Yeah. But my point was that to arrive at what is, in fact, the kind of marriage that Brooks describes (except perhaps for the “I am you” angle, which seems a bit creepy to me), I had to pass through the kind of conduct he deplores. Only I think that I couldn’t have the one without the other. I’m deeply suspicious, frankly, of people who assume that all sex outside marriage is somehow depraved or corrupt or instrumental. Perhaps they are projecting, or perhaps they are just ignorant. It certainly seems to me – as I indicate above – that sex is to some on the right what violence is to some on the left: something seen as so dangerous, and so powerful, that if it is not kept entirely in check, it is sure to go completely out of control. I regard both kinds of thinking as misguided.

From there, the issue then became a matter of ’sex’ rather than equality, with Stephen Green (VodkaPundit) writing:

But some people don’t like sex. Or at least they don’t like it when unapproved couples are doing it in unapproved ways at unapproved times under unapproved auspices. Those are the folks who sent the InstaPundit a “surprising amount of hatemail” over the weekend.

Glenn always struck me as the kind of blogger who wouldn’t get a whole lot of hatemail —reasoned, calm, and often sympathetic on hotbutton issues. Yet a simple admission that ‘ gasp! ‘ he enjoyed his not-asexual single days gets his inbox filled with angry letters. And I’m not going out on a limb here, guessing that those angry people probably agree with the good professor on a lot of things. Just not about sex.

Lest you think this is a boy’s only milk-and-cookie fest, Reynolds also referenced Beth Green who wrote:

Sex is the greatest thing ever. Trust me, facing a year without Nerdstar around sucks beyond imagination, missing out on our sex life is a big part of why. I spent a few years celibate by choice – being so not by choice is the worst.

This was not about sex. Not really. This was about communicating for change using the tokens of language the intended target will understand. Brooks didn’t tailor his op-ed to the stud muffins among the warbloggers – he was trying to reach out to those most opposed to gay marriage, using a shared form of communication. For once I must agree with Andrew Sullivan when he writes about Brooks, He leaves me awed..

Brooks’ also wrote:

When liberals argue for gay marriage, they make it sound like a really good employee benefits plan. Or they frame it as a civil rights issue, like extending the right to vote.

He’s right on again – many in this country who are for gay marriage, or against Bush’s re-election for that matter, tend to use our terms and concepts in attempts to communicate our fears and worries to those unlike ourselves. We use ‘Hitler’ in comparison with Bush to reflect each man’s use of fear to obtain and keep power; and ‘Nazi’ in comparison with the Bush Administration to reflect the manipulation of media to control viewpoints of events. No matter whether we are just expressing our viewpoint (elegantly), or trying to invoke in others our own fears, the use of these ‘loaded’ terms works effectively, and consistently, only with those most likely to share the same internalization of these terms. Outside of this sphere of common understanding, the opposite reaction can, and does, occur.

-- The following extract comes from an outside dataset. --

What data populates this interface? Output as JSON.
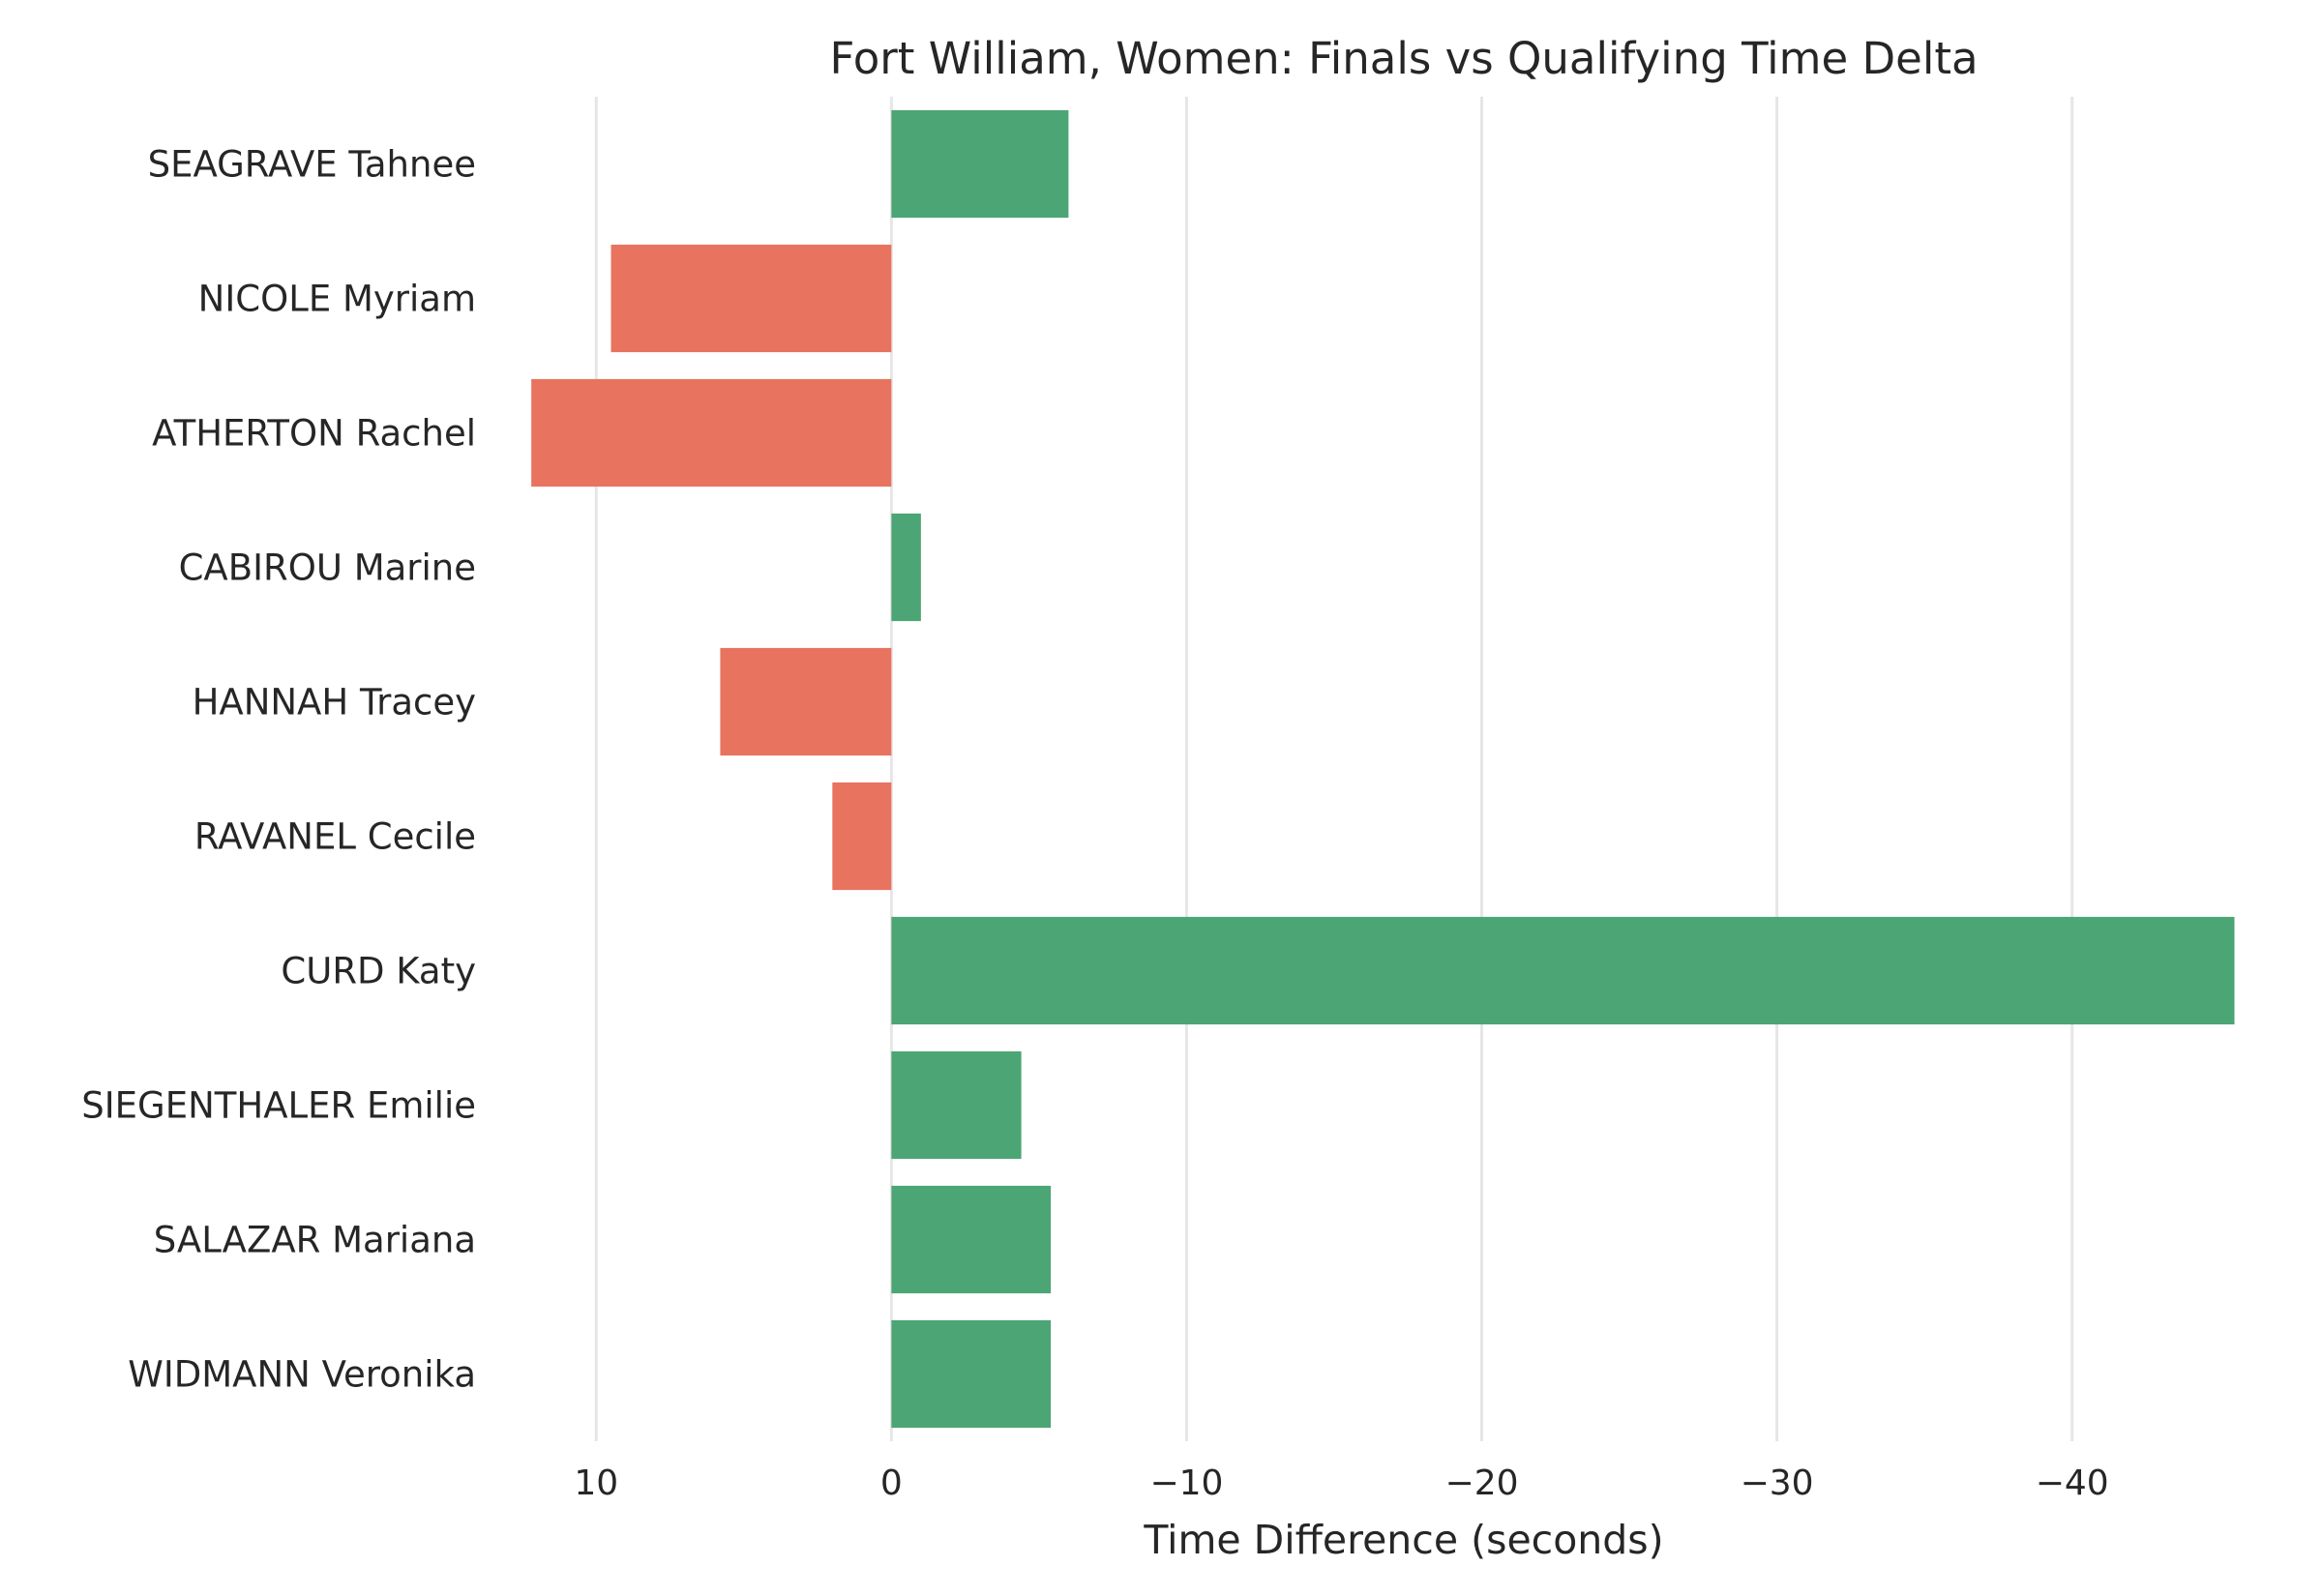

I read the essays written by both sides of the fence and am struck again and again how many skilled pro-Bush journalists use terms and scenarios that would be identifiable by the so-called masses, with appropriate hooks to same. I compare this with their anti-Bush compatriots who tend to use recitation of the same facts, over and over, speaking with such intense ernestness about the evil of Bush that they are literally left puzzled and frustrated when people don’t immediately respond with, “Of course. You’re right.”

(For a demonstration of the conservative journalistic ability to adapt brilliantly, like ideological chameleons, see Sam Schulman’s Gay Marriage – And Marriage.)

But before I end this, I did want to assure one and all that, yes, I like sex, too. A lot.